En la tímida llama que nos ampara en nuestros primeros años, pasan deambulando, como las imágenes proyectadas dentro de La Caverna, los días originarios, desde los cuales nos remontamos hacia el encuentro. Al comienzo pensaba que tu genio no era de los mejores, pero ahora comprendo todo el rompecabezas que perdurará algún tiempo en nuestras vidas. Es cierto eso de que tenemos que trabajar para vivir, mas no vivir para trabajar, no obstante, cuando uno ama lo que hace (como tú mismo lo hiciste), la felicidad, que es la vida, se torna el trabajo mismo y deja ya de serlo. Es porque la verdadera vocación docente no comienza con ser el más sabio de los intelectuales, sino por ser el que más ame a sus discípulos, y creo no equivocarme con darte ese título a ti -mas no solo ese. Formaste una dialéctica perfecta entre la sabiduría y el amor por la labor, y la labor son esos seres maravillosos e infernales que nos entregan para formar. Pero las decisiones y la vida son inesperadas.

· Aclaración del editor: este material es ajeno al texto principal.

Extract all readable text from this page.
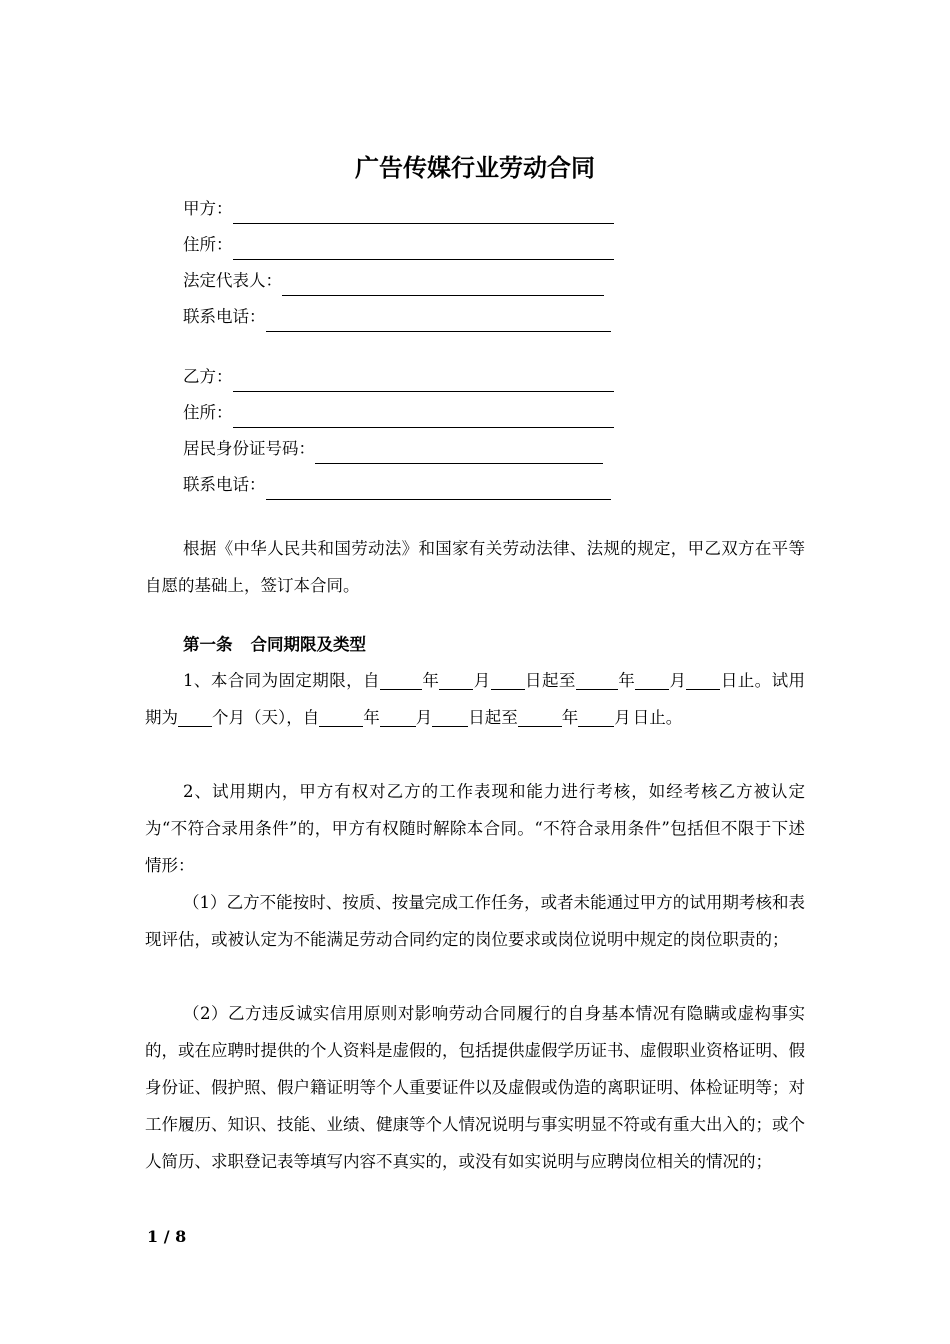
广告传媒行业劳动合同
甲方：
住所：
法定代表人：
联系电话：
乙方：
住所：
居民身份证号码：
联系电话：
根据《中华人民共和国劳动法》和国家有关劳动法律、法规的规定，甲乙双方在平等自愿的基础上，签订本合同。
第一条 合同期限及类型
1、本合同为固定期限，自	年 月 日起至	年 月 日止。试用期为 个月（天），自	年 月 日起至	年 月 日止。
2、试用期内，甲方有权对乙方的工作表现和能力进行考核，如经考核乙方被认定为“不符合录用条件”的，甲方有权随时解除本合同。“不符合录用条件”包括但不限于下述情形：
（1）乙方不能按时、按质、按量完成工作任务，或者未能通过甲方的试用期考核和表现评估，或被认定为不能满足劳动合同约定的岗位要求或岗位说明中规定的岗位职责的；
（2）乙方违反诚实信用原则对影响劳动合同履行的自身基本情况有隐瞒或虚构事实的，或在应聘时提供的个人资料是虚假的，包括提供虚假学历证书、虚假职业资格证明、假身份证、假护照、假户籍证明等个人重要证件以及虚假或伪造的离职证明、体检证明等；对工作履历、知识、技能、业绩、健康等个人情况说明与事实明显不符或有重大出入的；或个人简历、求职登记表等填写内容不真实的，或没有如实说明与应聘岗位相关的情况的；
1 / 8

Como un barco que se aleja de una isla que le extraña, te alejas sin tus velas, y la bandera a media asta. La lúgubre tripulación se refleja en tus ojos, en tu mirada carcomida por la tristeza: quizá hoy no comprendes, amigo, pero mañana verás el Sol. En el puerto un grupo de muchachos observa, ellos ya han observado otras partidas y ya no lo soportan, pues tú sabes que el espíritu adolescente guarda dentro de sí llamas que son más inesperadas y hay faroles que se apagan en cuestión de segundos. Cada uno de ellos lleva una estrella y la deposita en el mar por el que viajas.
"¿Cuántos amigos he perdido que aún viven?", es la pregunta que me hago esta noche lluviosa, donde el piano va señalando los compases que mi espíritu sigue desde ahora.